Quasi-optical 3D localization using asymmetric signatures above 100 GHz
Atsutse Kludze, Rabi Shrestha, Chowdhury Miftah, Edward W. Knightly, Daniel M. Mittleman, Yasaman Ghasempour
Abstract
The spectrum above 100 GHz has the potential to enable accurate 3D wireless localization due to the large swath of available spectrum. Yet, existing wide-band localization systems utilize the time of arrival measurements requiring strict time synchronization. In this paper, we present 123-LOC, a novel non-coherent system for one-shot dual-polarized 3D localization above 100 GHz. Our key idea is to create unique asymmetric THz fingerprints in 3D so that a wireless node can jointly infer its angular position and distance by taking hints from the measured power-spectrum profile.
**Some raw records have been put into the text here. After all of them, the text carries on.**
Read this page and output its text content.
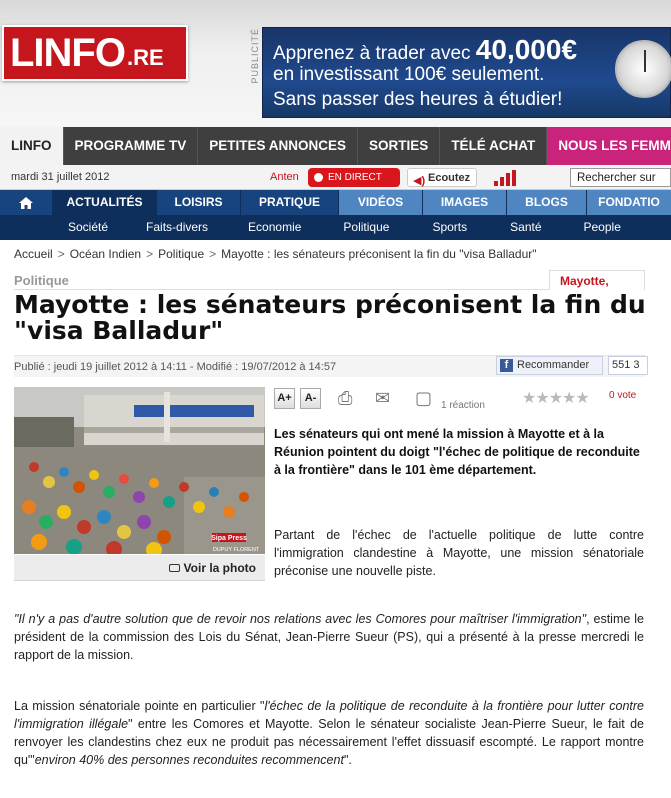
LINFO .RE	PUBLICITÉ Apprenez à trader avec 40,000€
en investissant 100€ seulement.
Sans passer des heures à étudier!
LINFO	PROGRAMME TV	PETITES ANNONCES	SORTIES	TÉLÉ ACHAT	NOUS LES FEMM
mardi 31 juillet 2012	Anten	EN DIRECT	◀) Ecoutez
Rechercher sur
ACTUALITÉS	LOISIRS	PRATIQUE	VIDÉOS	IMAGES	BLOGS	FONDATIO
Société	Faits-divers	Economie	Politique	Sports	Santé	People
Accueil > Océan Indien > Politique > Mayotte : les sénateurs préconisent la fin du "visa Balladur"
Politique	Mayotte,
Mayotte : les sénateurs préconisent la fin du "visa Balladur"
Publié : jeudi 19 juillet 2012 à 14:11 - Modifié : 19/07/2012 à 14:57	f Recommander	551 3
Sipa Press
DUPUY FLORENT
Voir la photo
A+	A- ⎙ ✉ ▢ 1 réaction ★★★★★ 0 vote

Les sénateurs qui ont mené la mission à Mayotte et à la Réunion pointent du doigt "l'échec de politique de reconduite à la frontière" dans le 101 ème département.

Partant de l'échec de l'actuelle politique de lutte contre l'immigration clandestine à Mayotte, une mission sénatoriale préconise une nouvelle piste.

"Il n'y a pas d'autre solution que de revoir nos relations avec les Comores pour maîtriser l'immigration", estime le président de la commission des Lois du Sénat, Jean-Pierre Sueur (PS), qui a présenté à la presse mercredi le rapport de la mission.

La mission sénatoriale pointe en particulier "l'échec de la politique de reconduite à la frontière pour lutter contre l'immigration illégale" entre les Comores et Mayotte. Selon le sénateur socialiste Jean-Pierre Sueur, le fait de renvoyer les clandestins chez eux ne produit pas nécessairement l'effet dissuasif escompté. Le rapport montre qu'"environ 40% des personnes reconduites recommencent".
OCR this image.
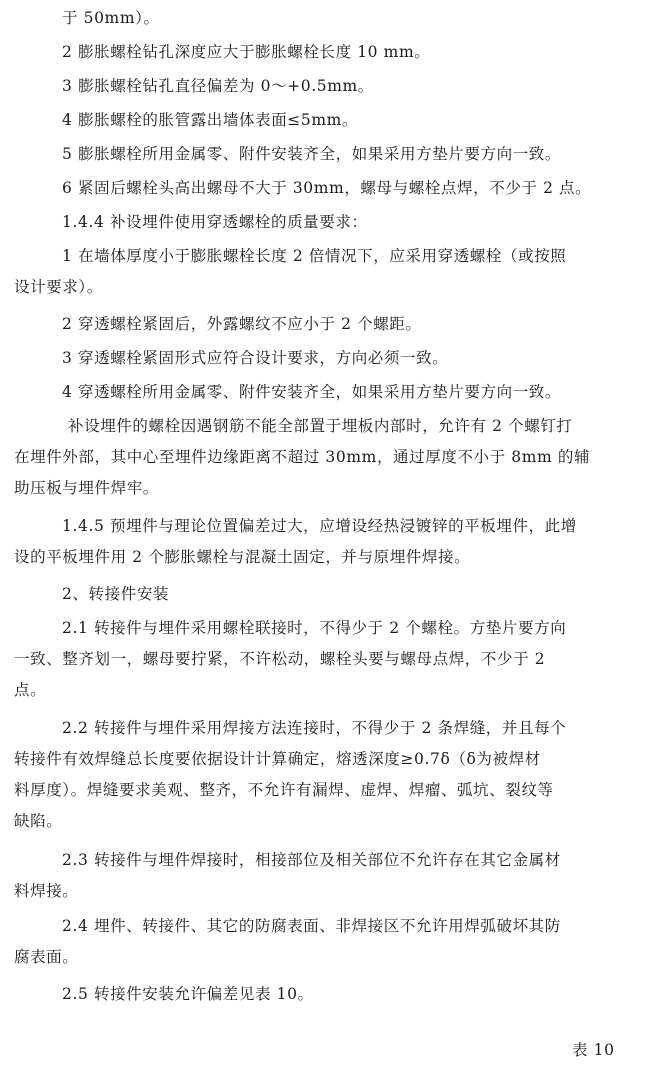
于 50mm）。

2 膨胀螺栓钻孔深度应大于膨胀螺栓长度 10 mm。

3 膨胀螺栓钻孔直径偏差为 0～+0.5mm。

4 膨胀螺栓的胀管露出墙体表面≤5mm。

5 膨胀螺栓所用金属零、附件安装齐全，如果采用方垫片要方向一致。

6 紧固后螺栓头高出螺母不大于 30mm，螺母与螺栓点焊，不少于 2 点。

1.4.4 补设埋件使用穿透螺栓的质量要求：

1 在墙体厚度小于膨胀螺栓长度 2 倍情况下，应采用穿透螺栓（或按照
设计要求）。

2 穿透螺栓紧固后，外露螺纹不应小于 2 个螺距。

3 穿透螺栓紧固形式应符合设计要求，方向必须一致。

4 穿透螺栓所用金属零、附件安装齐全，如果采用方垫片要方向一致。

补设埋件的螺栓因遇钢筋不能全部置于埋板内部时，允许有 2 个螺钉打
在埋件外部，其中心至埋件边缘距离不超过 30mm，通过厚度不小于 8mm 的辅
助压板与埋件焊牢。

1.4.5 预埋件与理论位置偏差过大，应增设经热浸镀锌的平板埋件，此增
设的平板埋件用 2 个膨胀螺栓与混凝土固定，并与原埋件焊接。

2、转接件安装

2.1 转接件与埋件采用螺栓联接时，不得少于 2 个螺栓。方垫片要方向
一致、整齐划一，螺母要拧紧，不许松动，螺栓头要与螺母点焊，不少于 2
点。

2.2 转接件与埋件采用焊接方法连接时，不得少于 2 条焊缝，并且每个
转接件有效焊缝总长度要依据设计计算确定，熔透深度≥0.7δ（δ为被焊材
料厚度）。焊缝要求美观、整齐，不允许有漏焊、虚焊、焊瘤、弧坑、裂纹等
缺陷。

2.3 转接件与埋件焊接时，相接部位及相关部位不允许存在其它金属材
料焊接。

2.4 埋件、转接件、其它的防腐表面、非焊接区不允许用焊弧破坏其防
腐表面。

2.5 转接件安装允许偏差见表 10。

表 10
We introduce a dual-polarized dual-slit waveguide structure that emits out signals into free-space with a key feature that the beam pattern depends on the frequency of the signal and the geometry of the slit. To distinguish the emissions from the two slits, we use polarization diversity and manipulate the aperture geometry of the two slits so that they transmit slightly different angular-spectral signatures. Our over-the-air experiments demonstrate that 123-LOC achieves an average angle estimation error of 1° together with millimeter-scale ranging resolution, solely through non-coherent power measurements.